My main GC. And I were talking the other day and he asked me about some work he is going to be doing in tenn. so I asked him if he had anyone, he said no so I told him I would ask here ( I would rather one of you guys get it). His money is good and he will pay you promptly, I have been doing work for him for 12 or so years. The work is all touch up taping and painting in a group of commercial stores that he does nation wide.


----------



## Workaholic (Dec 13, 2010)

Where at in TN? I am in Northern AL and about 10 minutes from Southern TN.


----------



## Tim0282 (Jan 8, 2008)

Workaholic said:


> Where at in TN? I am in Northern AL and about 10 minutes from Southern TN.


Hey Workaholic, do you ever do business with Murco in Huntsville? Wondering what happened with Roger that ran the place in Huntsville.


----------



## Workaholic (Dec 13, 2010)

Tim0282 said:


> Hey Workaholic, do you ever do business with Murco in Huntsville? Wondering what happened with Roger that ran the place in Huntsville.


I have not.

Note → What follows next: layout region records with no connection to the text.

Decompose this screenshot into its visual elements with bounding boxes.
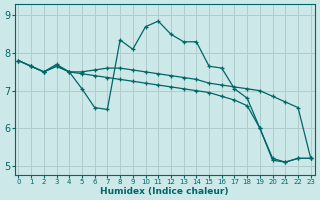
X-axis label: Humidex (Indice chaleur): Humidex (Indice chaleur) [100, 187, 229, 196]
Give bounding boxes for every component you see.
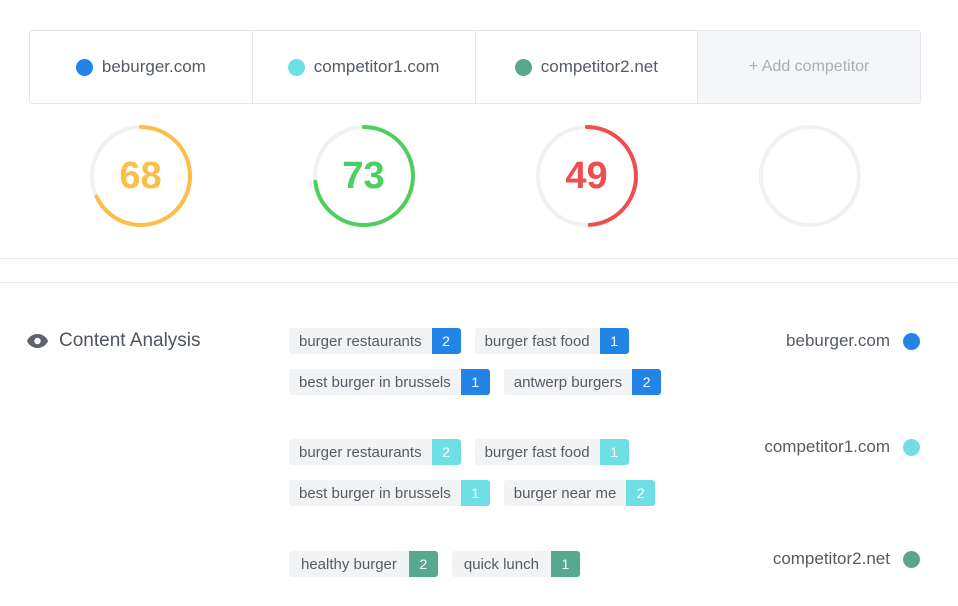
keyword-text: healthy burger bbox=[301, 555, 397, 573]
keyword-group-site: burger restaurants 2 burger fast food 1 be… bbox=[289, 328, 759, 410]
keyword-row: best burger in brussels 1 burger near me 2 bbox=[289, 480, 759, 506]
add-competitor-label: + Add competitor bbox=[748, 58, 870, 75]
keyword-text: burger restaurants bbox=[299, 443, 422, 461]
add-competitor-button[interactable]: + Add competitor bbox=[698, 31, 920, 103]
eye-icon bbox=[27, 334, 48, 348]
score-gauge: 49 bbox=[534, 123, 640, 229]
keyword-count: 2 bbox=[632, 369, 662, 395]
keyword-count: 1 bbox=[460, 369, 490, 395]
keyword-tag[interactable]: best burger in brussels 1 bbox=[289, 369, 490, 395]
keyword-count: 2 bbox=[431, 439, 461, 465]
keyword-group-competitor2: healthy burger 2 quick lunch 1 bbox=[289, 551, 759, 592]
content-analysis-title: Content Analysis bbox=[26, 330, 201, 352]
competitor-tab-competitor2[interactable]: competitor2.net bbox=[476, 31, 699, 103]
keyword-tag[interactable]: burger fast food 1 bbox=[474, 328, 629, 354]
keyword-tag[interactable]: burger restaurants 2 bbox=[289, 439, 461, 465]
section-title-text: Content Analysis bbox=[59, 330, 201, 351]
competitor-tab-competitor1[interactable]: competitor1.com bbox=[253, 31, 476, 103]
group-site-name: competitor2.net bbox=[772, 549, 890, 568]
keyword-tag[interactable]: burger restaurants 2 bbox=[289, 328, 461, 354]
group-site-label: competitor1.com bbox=[764, 437, 920, 457]
keyword-row: healthy burger 2 quick lunch 1 bbox=[289, 551, 759, 577]
divider bbox=[0, 282, 958, 283]
keyword-text: quick lunch bbox=[463, 555, 539, 573]
competitor2-color-dot bbox=[903, 550, 920, 568]
keyword-row: best burger in brussels 1 antwerp burgers… bbox=[289, 369, 759, 395]
keyword-text: burger fast food bbox=[484, 443, 590, 461]
keyword-count: 1 bbox=[599, 328, 629, 354]
keyword-text: burger near me bbox=[513, 484, 617, 502]
gauge-arc bbox=[89, 125, 192, 227]
gauge-track bbox=[758, 125, 861, 227]
keyword-count: 2 bbox=[626, 480, 656, 506]
group-site-label: beburger.com bbox=[786, 331, 920, 351]
group-site-name: competitor1.com bbox=[764, 437, 890, 456]
competitor-name: competitor2.net bbox=[540, 57, 658, 76]
keyword-tag[interactable]: best burger in brussels 1 bbox=[289, 480, 490, 506]
gauge-arc bbox=[312, 125, 415, 227]
score-gauge: 73 bbox=[311, 123, 417, 229]
keyword-tag[interactable]: burger near me 2 bbox=[503, 480, 656, 506]
keyword-text: burger fast food bbox=[484, 332, 590, 350]
keyword-tag[interactable]: healthy burger 2 bbox=[289, 551, 438, 577]
competitor1-color-dot bbox=[287, 58, 305, 76]
competitor-tab-site[interactable]: beburger.com bbox=[30, 31, 253, 103]
keyword-tag[interactable]: quick lunch 1 bbox=[451, 551, 580, 577]
keyword-text: antwerp burgers bbox=[513, 373, 623, 391]
score-value: 68 bbox=[119, 154, 162, 197]
keyword-count: 2 bbox=[408, 551, 438, 577]
divider bbox=[0, 258, 958, 259]
competitor2-color-dot bbox=[514, 58, 532, 76]
keyword-text: best burger in brussels bbox=[299, 373, 451, 391]
keyword-count: 1 bbox=[460, 480, 490, 506]
score-gauges: 68 73 49 bbox=[29, 120, 921, 232]
group-site-name: beburger.com bbox=[786, 331, 890, 350]
competitor1-color-dot bbox=[903, 438, 920, 456]
site-color-dot bbox=[903, 332, 920, 350]
competitor-name: beburger.com bbox=[101, 57, 206, 76]
keyword-count: 1 bbox=[550, 551, 580, 577]
score-gauge: 68 bbox=[88, 123, 194, 229]
competitor-bar: beburger.com competitor1.com competitor2… bbox=[29, 30, 921, 104]
keyword-row: burger restaurants 2 burger fast food 1 bbox=[289, 439, 759, 465]
group-site-label: competitor2.net bbox=[773, 549, 920, 569]
keyword-tag[interactable]: burger fast food 1 bbox=[474, 439, 629, 465]
keyword-text: best burger in brussels bbox=[299, 484, 451, 502]
keyword-text: burger restaurants bbox=[299, 332, 422, 350]
score-value: 49 bbox=[565, 154, 608, 197]
score-value bbox=[757, 123, 863, 229]
score-value: 73 bbox=[342, 154, 385, 197]
keyword-count: 2 bbox=[431, 328, 461, 354]
keyword-count: 1 bbox=[599, 439, 629, 465]
score-gauge-empty bbox=[757, 123, 863, 229]
keyword-row: burger restaurants 2 burger fast food 1 bbox=[289, 328, 759, 354]
competitor-name: competitor1.com bbox=[313, 57, 440, 76]
site-color-dot bbox=[75, 58, 93, 76]
gauge-arc bbox=[535, 125, 638, 227]
keyword-group-competitor1: burger restaurants 2 burger fast food 1 be… bbox=[289, 439, 759, 521]
keyword-tag[interactable]: antwerp burgers 2 bbox=[503, 369, 662, 395]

I usually deal with the box stores or Alabama Drywall. 

Will have to check em out. Did you use to be in the Huntsville area?


----------



## Tim0282 (Jan 8, 2008)

No, but I have bought mud from Murco in Palaski and Roger ran the plant there and the yard in Huntsville. I am in Iowa and Palaski is the closest plant to me so I buy a semi load at a time.


----------



## Workaholic (Dec 13, 2010)

Tim0282 said:


> No, but I have bought mud from Murco in Palaski and Roger ran the plant there and the yard in Huntsville. I am in Iowa and Palaski is the closest plant to me so I buy a semi load at a time.

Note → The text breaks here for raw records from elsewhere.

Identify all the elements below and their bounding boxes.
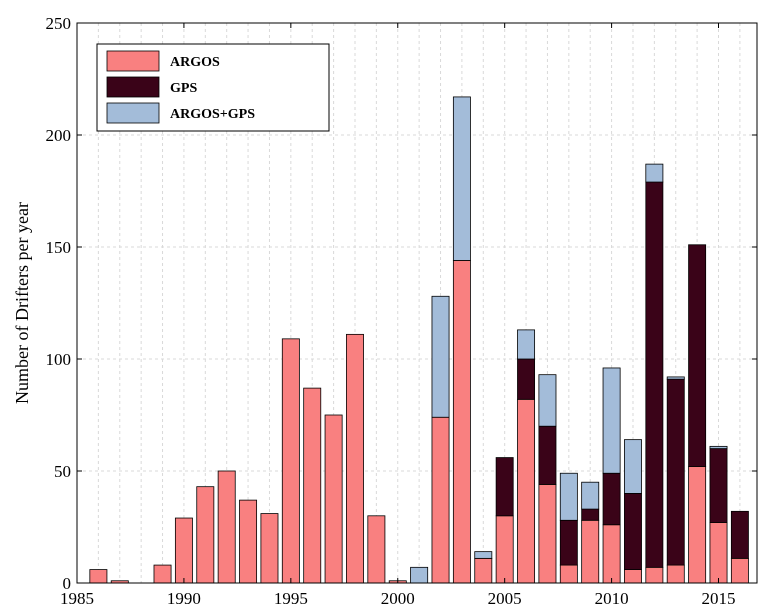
x-tick-label: 2000 [381, 589, 415, 608]
legend-swatch-gps [106, 76, 160, 98]
bar-argos-gps-2013 [666, 376, 685, 380]
bar-argos-2016 [730, 557, 749, 584]
bar-argos-2005 [495, 515, 514, 584]
y-tick-label: 150 [46, 238, 72, 257]
x-tick-label: 2010 [595, 589, 629, 608]
y-tick-label: 50 [54, 462, 71, 481]
bar-gps-2008 [559, 519, 578, 566]
bar-argos-gps-2004 [474, 551, 493, 559]
bar-argos-2003 [452, 260, 471, 584]
bars [89, 96, 749, 584]
bar-argos-2002 [431, 416, 450, 584]
bar-argos-1992 [217, 470, 236, 584]
bar-argos-2011 [624, 569, 642, 584]
bar-gps-2014 [688, 244, 707, 467]
y-tick-label: 0 [63, 574, 72, 593]
bar-argos-1995 [281, 338, 300, 584]
bar-argos-1997 [324, 414, 343, 584]
bar-argos-1999 [367, 515, 386, 584]
legend-label-gps: GPS [170, 81, 197, 96]
bar-gps-2011 [624, 492, 642, 570]
bar-argos-gps-2010 [602, 367, 621, 474]
y-axis-ticks: 0 50 100 150 200 250 [46, 14, 757, 593]
x-tick-label: 1995 [274, 589, 308, 608]
bar-argos-gps-2006 [517, 329, 536, 360]
bar-argos-2012 [645, 566, 664, 584]
bar-argos-2008 [559, 564, 578, 584]
bar-gps-2012 [645, 181, 664, 568]
bar-argos-2006 [517, 398, 536, 584]
bar-gps-2016 [730, 510, 749, 559]
y-tick-label: 250 [46, 14, 72, 33]
bar-argos-gps-2002 [431, 295, 450, 418]
bar-argos-gps-2008 [559, 472, 578, 521]
x-tick-label: 1985 [60, 589, 94, 608]
bar-argos-gps-2003 [452, 96, 471, 261]
bar-argos-1993 [239, 499, 258, 584]
legend-swatch-argos-gps [106, 102, 160, 124]
gridlines [77, 23, 757, 583]
legend-swatch-argos [106, 50, 160, 72]
bar-argos-gps-2011 [624, 439, 642, 494]
bar-argos-1998 [346, 333, 364, 584]
y-axis-label: Number of Drifters per year [12, 202, 32, 404]
bar-argos-1986 [89, 569, 108, 584]
bar-gps-2013 [666, 378, 685, 566]
bar-argos-1996 [303, 387, 322, 584]
legend-label-argos: ARGOS [170, 55, 220, 70]
bar-argos-2015 [709, 522, 728, 584]
bar-gps-2006 [517, 358, 536, 400]
legend-label-argos-gps: ARGOS+GPS [170, 107, 255, 122]
bar-argos-gps-2009 [581, 481, 600, 510]
y-tick-label: 200 [46, 126, 72, 145]
bar-gps-2010 [602, 472, 621, 526]
bar-argos-2010 [602, 524, 621, 584]
bar-argos-2009 [581, 519, 600, 584]
bar-gps-2005 [495, 457, 514, 517]
bar-argos-2004 [474, 557, 493, 584]
bar-gps-2015 [709, 448, 728, 523]
bar-argos-gps-2015 [709, 445, 728, 449]
bar-argos-1991 [196, 486, 215, 584]
bar-gps-2007 [538, 425, 557, 485]
legend: ARGOS GPS ARGOS+GPS [96, 43, 330, 132]
bar-gps-2009 [581, 508, 600, 521]
bar-argos-2014 [688, 466, 707, 584]
bar-argos-2013 [666, 564, 685, 584]
bar-argos-1990 [174, 517, 193, 584]
bar-argos-1989 [153, 564, 172, 584]
x-tick-label: 2015 [702, 589, 736, 608]
x-tick-label: 2005 [488, 589, 522, 608]
bar-argos-1994 [260, 513, 279, 584]
x-axis-ticks: 1985 1990 1995 2000 2005 2010 2015 [60, 23, 736, 608]
y-tick-label: 100 [46, 350, 72, 369]
bar-argos-gps-2007 [538, 374, 557, 427]
bar-argos-2007 [538, 484, 557, 584]
bar-argos-gps-2001 [410, 566, 429, 584]
plot-frame [76, 22, 758, 584]
bar-argos-gps-2012 [645, 163, 664, 183]
x-tick-label: 1990 [167, 589, 201, 608]
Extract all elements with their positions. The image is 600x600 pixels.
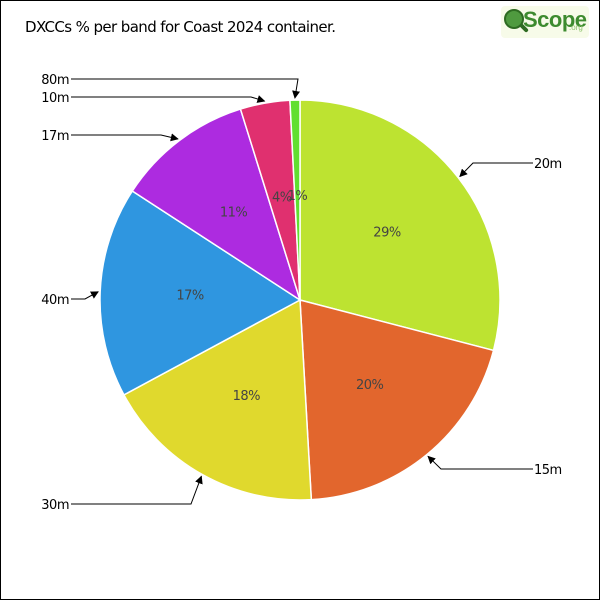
leader-line-80m bbox=[71, 78, 301, 99]
band-label-15m: 15m bbox=[534, 463, 562, 478]
band-label-20m: 20m bbox=[534, 157, 562, 172]
logo-tld: .org bbox=[569, 23, 583, 32]
pct-label-17m: 11% bbox=[220, 205, 248, 220]
pie-slice-15m[interactable] bbox=[299, 299, 495, 501]
band-label-80m: 80m bbox=[41, 73, 69, 88]
band-label-40m: 40m bbox=[41, 293, 69, 308]
pie-slice-40m[interactable] bbox=[99, 190, 302, 396]
leader-line-30m bbox=[71, 475, 203, 505]
leader-line-17m bbox=[71, 133, 179, 142]
leader-line-40m bbox=[71, 291, 99, 300]
magnifier-icon bbox=[504, 9, 524, 29]
pie-slice-30m[interactable] bbox=[122, 298, 313, 501]
pct-label-80m: 1% bbox=[288, 189, 308, 204]
leader-line-20m bbox=[459, 162, 533, 178]
pie-slice-17m[interactable] bbox=[131, 108, 302, 302]
band-label-17m: 17m bbox=[41, 129, 69, 144]
band-label-10m: 10m bbox=[41, 91, 69, 106]
pct-label-30m: 18% bbox=[233, 389, 261, 404]
pct-label-15m: 20% bbox=[356, 378, 384, 393]
logo-word: Scope bbox=[523, 7, 587, 32]
chart-title: DXCCs % per band for Coast 2024 containe… bbox=[25, 18, 336, 36]
leader-line-15m bbox=[427, 455, 533, 470]
pct-label-20m: 29% bbox=[373, 226, 401, 241]
band-label-30m: 30m bbox=[41, 498, 69, 513]
pie-slice-80m[interactable] bbox=[289, 99, 301, 301]
leader-line-10m bbox=[71, 95, 266, 103]
qrzscope-logo[interactable]: Scope .org bbox=[501, 6, 589, 38]
pct-label-10m: 4% bbox=[272, 191, 292, 206]
pie-slice-20m[interactable] bbox=[299, 99, 501, 352]
pct-label-40m: 17% bbox=[176, 289, 204, 304]
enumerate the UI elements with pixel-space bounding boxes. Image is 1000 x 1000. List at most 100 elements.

I get up to Pulaski from time to time, about 35 minutes from me. 

Next time I am working on that side of town I will pop in and see if he is still working there.


----------



## Tim0282 (Jan 8, 2008)

He got fired about a year ago. Just wondered if he landed at another drywall company. Thanks for checking. I like their mud. In fact I was out about a year ago and drove down to Pulaski and picked up six pallets of mud in a flat bed trailer. That was a long trip home. Way over loaded! But worth the savings. Think it was something like a ten hour drive.


----------



## Workaholic (Dec 13, 2010)

We have a few drywall supply places around here so he might be around or he may have moved to another state. 

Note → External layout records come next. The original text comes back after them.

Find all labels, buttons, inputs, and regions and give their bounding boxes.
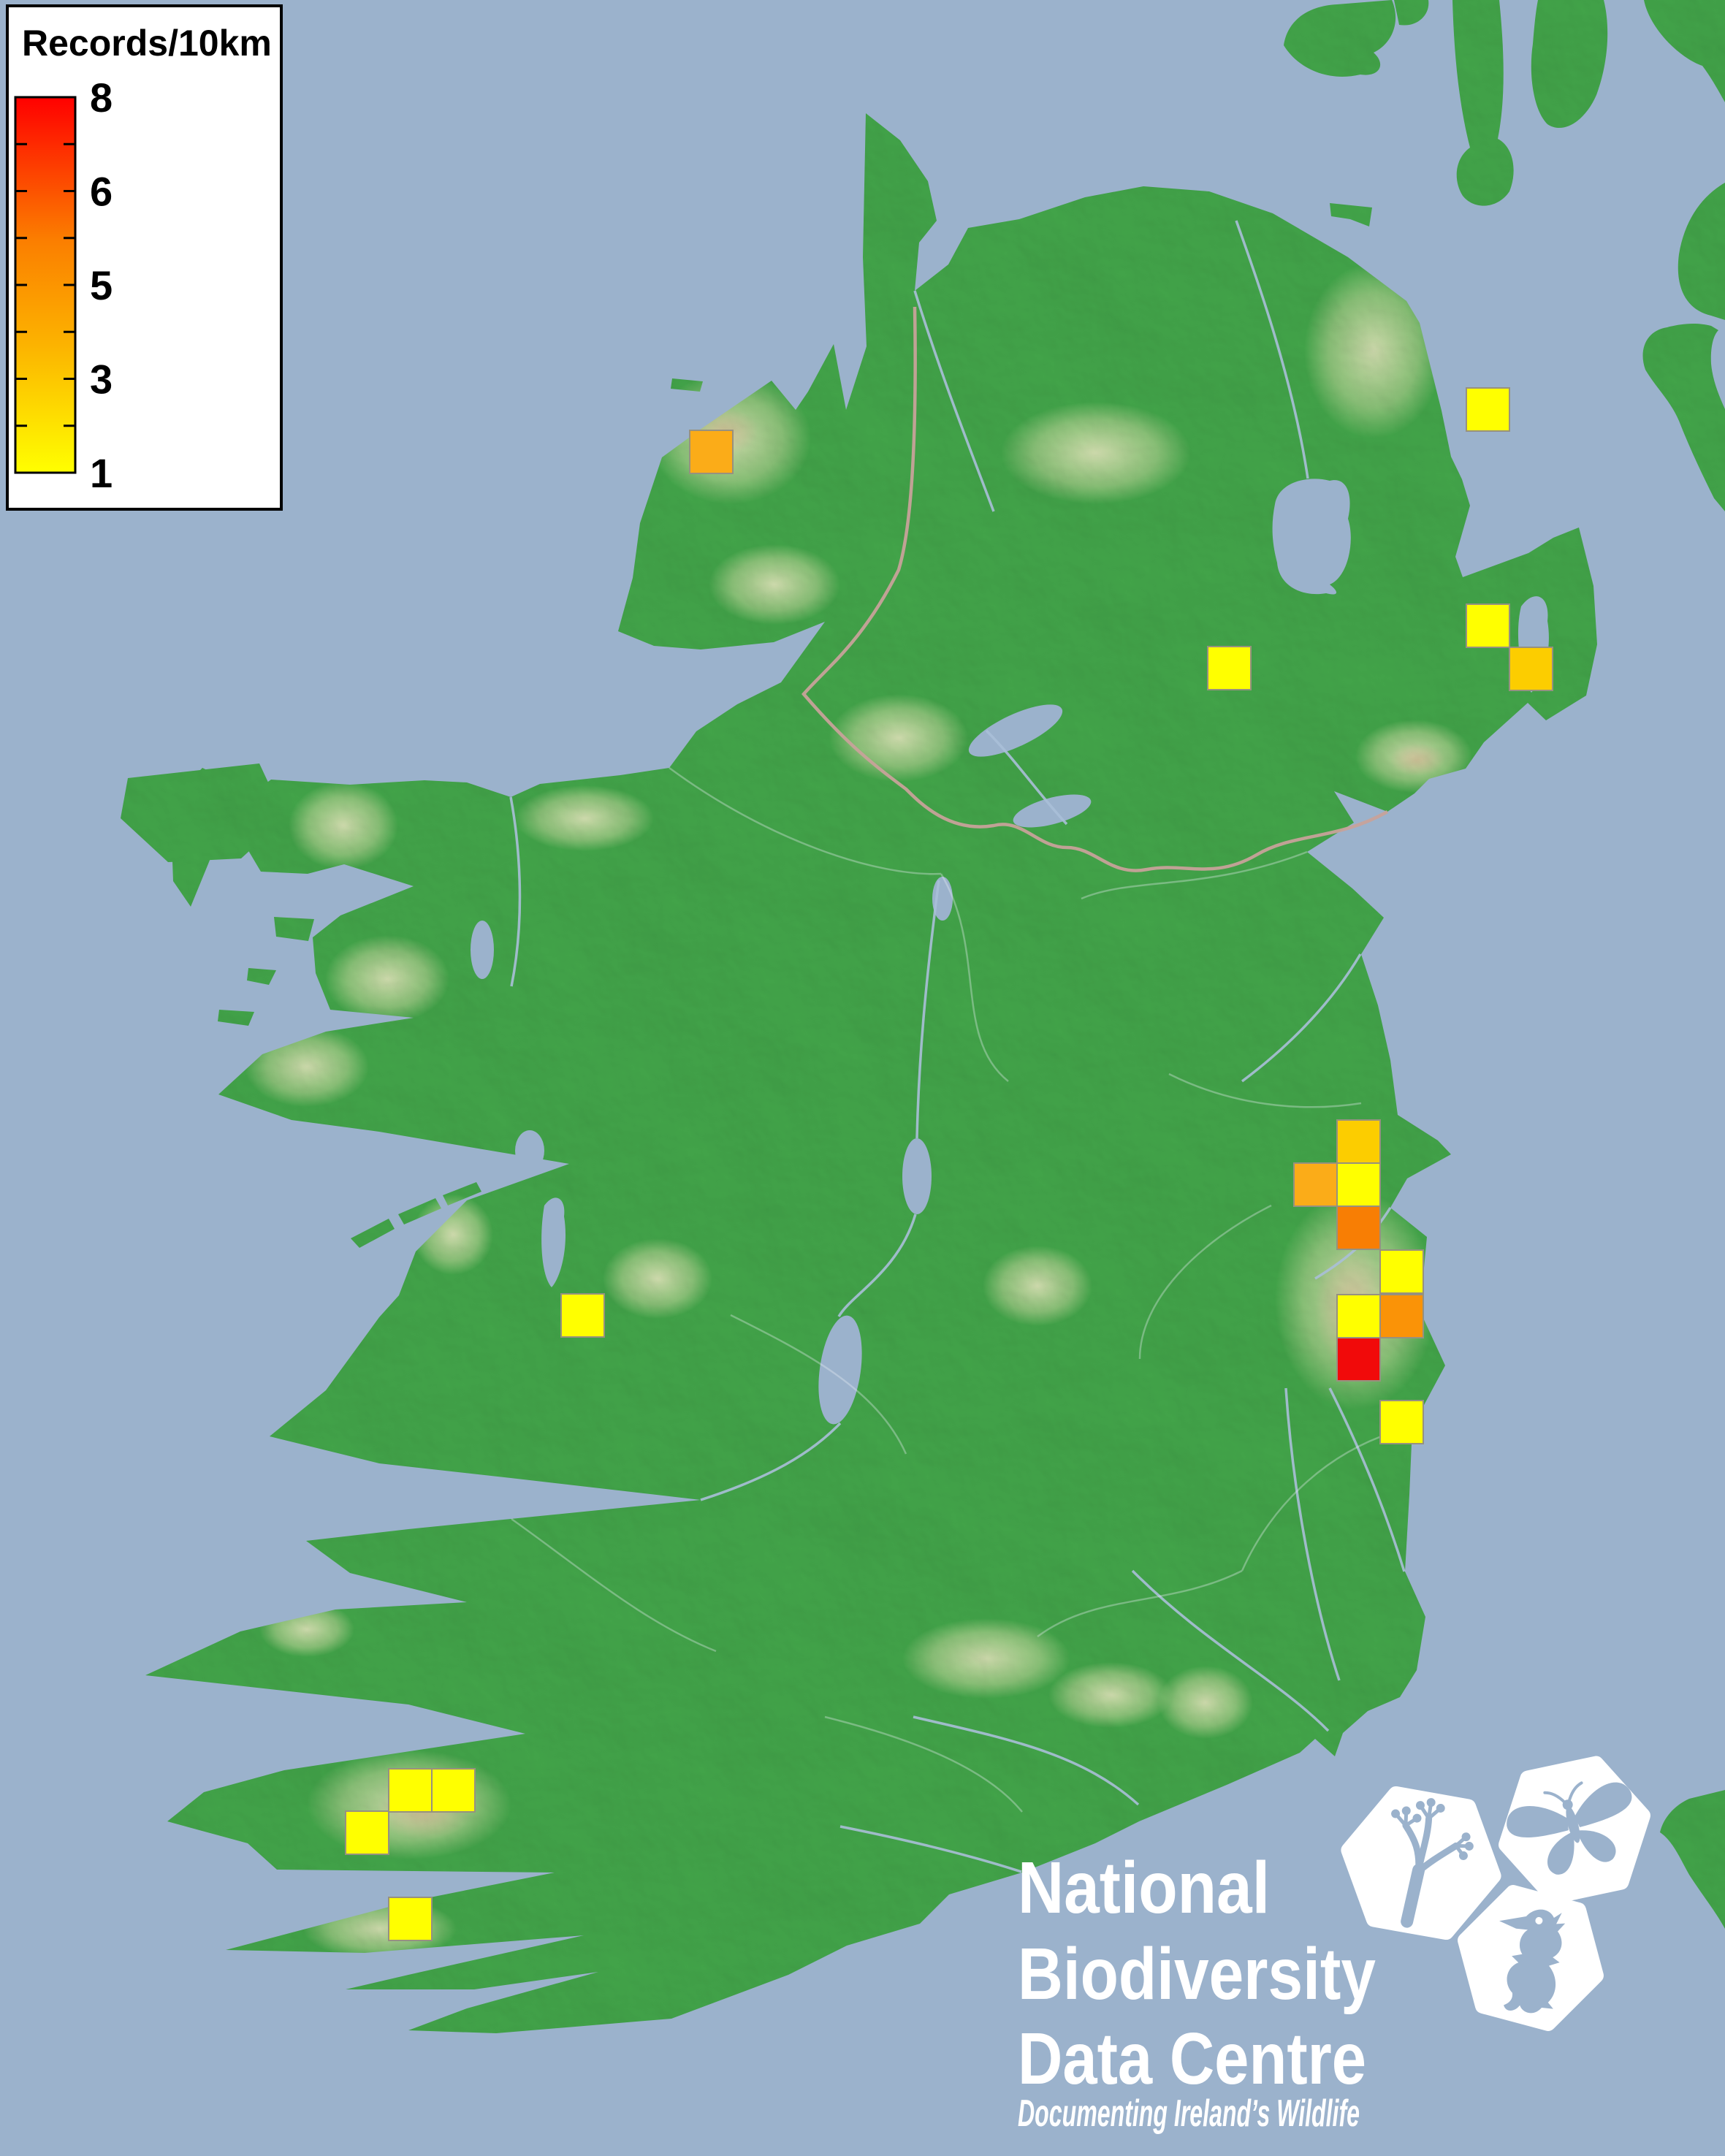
logo-line1: National (1018, 1847, 1270, 1929)
grid-cell[interactable] (561, 1294, 604, 1337)
grid-cell[interactable] (1337, 1295, 1380, 1338)
lough-neagh (1273, 479, 1351, 594)
logo-line2: Biodiversity (1018, 1933, 1376, 2015)
grid-cell[interactable] (1380, 1295, 1423, 1338)
grid-cell[interactable] (1337, 1163, 1380, 1206)
grid-cell[interactable] (1337, 1338, 1380, 1381)
grid-cell[interactable] (389, 1769, 432, 1812)
grid-cell[interactable] (690, 430, 733, 473)
grid-cell[interactable] (1337, 1206, 1380, 1249)
grid-cell[interactable] (1294, 1163, 1337, 1206)
grid-cell[interactable] (1509, 647, 1553, 690)
legend: Records/10km 8 6 5 3 1 (7, 6, 281, 509)
grid-cell[interactable] (346, 1811, 389, 1854)
legend-tick-label: 6 (90, 169, 113, 215)
grid-cell[interactable] (389, 1897, 432, 1940)
grid-cell[interactable] (432, 1769, 475, 1812)
grid-cell[interactable] (1208, 647, 1251, 690)
grid-cell[interactable] (1380, 1250, 1423, 1293)
legend-tick-label: 5 (90, 262, 113, 308)
logo-tagline: Documenting Ireland’s Wildlife (1018, 2092, 1360, 2135)
legend-tick-label: 3 (90, 357, 113, 403)
legend-tick-label: 1 (90, 450, 113, 496)
grid-cell[interactable] (1380, 1401, 1423, 1444)
distribution-map: Records/10km 8 6 5 3 1 National Biodiversity… (0, 0, 1725, 2156)
grid-cell[interactable] (1466, 604, 1509, 647)
legend-tick-label: 8 (90, 75, 113, 121)
grid-cell[interactable] (1466, 388, 1509, 431)
logo-line3: Data Centre (1018, 2018, 1366, 2100)
map-svg: Records/10km 8 6 5 3 1 National Biodiversity… (0, 0, 1725, 2156)
grid-cell[interactable] (1337, 1120, 1380, 1163)
legend-title: Records/10km (22, 23, 272, 64)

That sounds like a fun drive. If you make it back this way give me a shout and we will grab a drink and a bite.


----------



## fenez (Nov 30, 2009)

Workaholic, it is few different stores I'm not really sure exactly where they are but I will ask him, they want the work done after hours, I think they close at 5. He pays well btw. I will get all the particulars if you are interested. He is used to paying New York money so keep that in mind if you wind up doing it.


----------



## Workaholic (Dec 13, 2010)

fenez said:


> Workaholic, it is few different stores I'm not really sure exactly where they are but I will ask him, they want the work done after hours, I think they close at 5. He pays well btw. I will get all the particulars if you are interested. He is used to paying New York money so keep that in mind if you wind up doing it.


I am interested if it is not to far away. New York money!! Hell yeah that is worth way more than southern shine.


----------



## emcoons (Jul 4, 2012)

I live around the Nashville area, if he is still looking let me know, I would be interested


----------